Rather than craft specific programs for different partner types, Cheek opted to create one unified program that embraced the idea that all of its partners are unique in their own way.

“Every business is different. So instead of creating 10 or 15 rigid programs that don’t serve anyone, I decided to create one flexible program that is personal for everyone,” Cheek says.

Mass Customization

Under the new terms of the CPN, partners can opt to become “professional” or “elite” partners. Rather than sales volume, the key differentiator between the two designations is a partner’s willingness to participate in joint business planning with Ciena. Elite partners, which account for 90 percent of the company’s indirect sales, will get their own customized program annually, says Cheek.

These bespoke will revolve around the commitments that an individual partner is willing to make in three key areas: sales, training and market development.

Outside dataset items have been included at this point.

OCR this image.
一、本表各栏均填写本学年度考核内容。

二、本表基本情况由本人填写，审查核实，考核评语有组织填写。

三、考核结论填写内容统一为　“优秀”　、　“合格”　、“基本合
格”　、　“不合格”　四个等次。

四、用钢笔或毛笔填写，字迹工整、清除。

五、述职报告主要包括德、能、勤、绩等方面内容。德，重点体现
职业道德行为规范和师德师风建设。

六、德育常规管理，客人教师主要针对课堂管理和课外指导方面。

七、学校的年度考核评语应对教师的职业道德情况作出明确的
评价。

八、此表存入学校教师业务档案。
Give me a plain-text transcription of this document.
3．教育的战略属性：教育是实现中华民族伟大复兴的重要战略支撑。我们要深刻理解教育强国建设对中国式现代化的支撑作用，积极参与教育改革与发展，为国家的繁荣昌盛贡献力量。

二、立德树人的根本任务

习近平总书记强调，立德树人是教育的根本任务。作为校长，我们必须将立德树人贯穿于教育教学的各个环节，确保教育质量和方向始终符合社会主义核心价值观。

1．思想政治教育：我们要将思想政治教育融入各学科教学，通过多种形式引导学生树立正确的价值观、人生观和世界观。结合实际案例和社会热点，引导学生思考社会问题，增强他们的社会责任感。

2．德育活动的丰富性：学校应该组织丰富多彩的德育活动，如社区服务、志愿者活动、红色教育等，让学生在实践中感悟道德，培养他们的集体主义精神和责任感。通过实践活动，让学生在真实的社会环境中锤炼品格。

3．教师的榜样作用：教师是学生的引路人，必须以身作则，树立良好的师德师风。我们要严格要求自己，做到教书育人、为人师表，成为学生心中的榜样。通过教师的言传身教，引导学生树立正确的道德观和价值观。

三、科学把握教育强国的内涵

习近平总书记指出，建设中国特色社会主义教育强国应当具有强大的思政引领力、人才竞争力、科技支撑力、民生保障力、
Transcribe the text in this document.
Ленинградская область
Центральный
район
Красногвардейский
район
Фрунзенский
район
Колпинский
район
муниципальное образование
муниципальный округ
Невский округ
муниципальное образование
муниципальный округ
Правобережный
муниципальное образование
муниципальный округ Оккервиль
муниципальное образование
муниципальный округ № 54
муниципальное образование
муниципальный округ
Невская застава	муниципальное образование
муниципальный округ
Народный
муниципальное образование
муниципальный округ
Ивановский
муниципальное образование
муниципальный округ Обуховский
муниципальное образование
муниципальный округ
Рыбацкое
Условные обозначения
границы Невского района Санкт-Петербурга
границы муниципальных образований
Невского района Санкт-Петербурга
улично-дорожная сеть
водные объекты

“Every partner has different objectives. Some want to grow a certain percent. Others want to penetrate new markets. And still more want to develop new services. We’ve created new training and enablement based on what an individual partner wants to do. Want to get into encryption or DCI? That’s going to require different help from us,” she says.

There’s more: Given the radical structure of the new CPN, Ciena recognizes that many hallmarks of traditional partner programs no longer apply. This includes MDF, which at most companies is an entitlement program. Not so at Ciena. At Ciena, MDF is now an investment opportunity with fewer restrictions.

Want to spend some money to promote your business and Ciena innovations? Write a proposal, Cheek says. If the idea aligns to an individual company’s business plan, Ciena will greenlight it. There are no theoretical restrictions or overly rigid design constructs.

“If you are going to commit to a certain amount of growth or business, and you have a plan to develop the market, then we are going to trust that you know your unique space better than we do,” adds Cheek.

While this may sound a tad wonky to the casual channel observer, the idea that a channel program can be mass customized to partners of any size is truly radical. Could it serve as a new industry norm?

It could, albeit to a certain degree.

In reality, Ciena’s technology and business model is very different than most technology vendors. Ciena doesn’t transact much with SMBs or even commercial accounts, for example. Instead, Ciena’s business revolves around closing very big deals with national or regional service providers, and massive enterprise accounts that demand very fast networks and very large capacities. Think research universities, financial institutions, utility companies and tech giants including Facebook and Apple.

Closing a deal with one of these entities can take Ciena and its partners as long as two years or more. Despite these anomalies, Ciena’s new program, nonetheless, puts pressure on other vendors to up their game — if nothing else for the simple sake of common sense. Take training.

In the past years, Ciena demanded that its partners take a certain number of technical training courses. But because it did not update its curricula, partners wound up taking the same training year after year. Dumb.

With the new CPN, that’s effectively done and gone.

Then there was partner enablement. For a select few partners, including key MSPs, Ciena provided a lot of sales assistance under the umbrella of the Ciena Insights Engine, which is a combination of human and research-based assets amassed and delivered by third-party industry analysts, Ciena consultants and information resources such as Hoovers.

Armed with this information and help, a partner in southern California could get from Ciena geo-analytics on where available fiber is available in the area, which buildings have access to it, and the names of businesses within those facilities that housed potential buyers.

Rather than limit this information to a select few, Cheek is now pushing to make the “engine” available to more partners. And why not? Given the individualized nature of Ciena’s program, it’s not likely that Ciena will find itself having to play favorites in the field.

While the new CPN won’t scale to fit every channel or partner community, the new program hints at some possibilities that could soon be coming your way, regardless of which channel program you are enrolled in. Along with Nutanix and a handful of others, Ciena is radically pushing the boundaries of what partnering can be.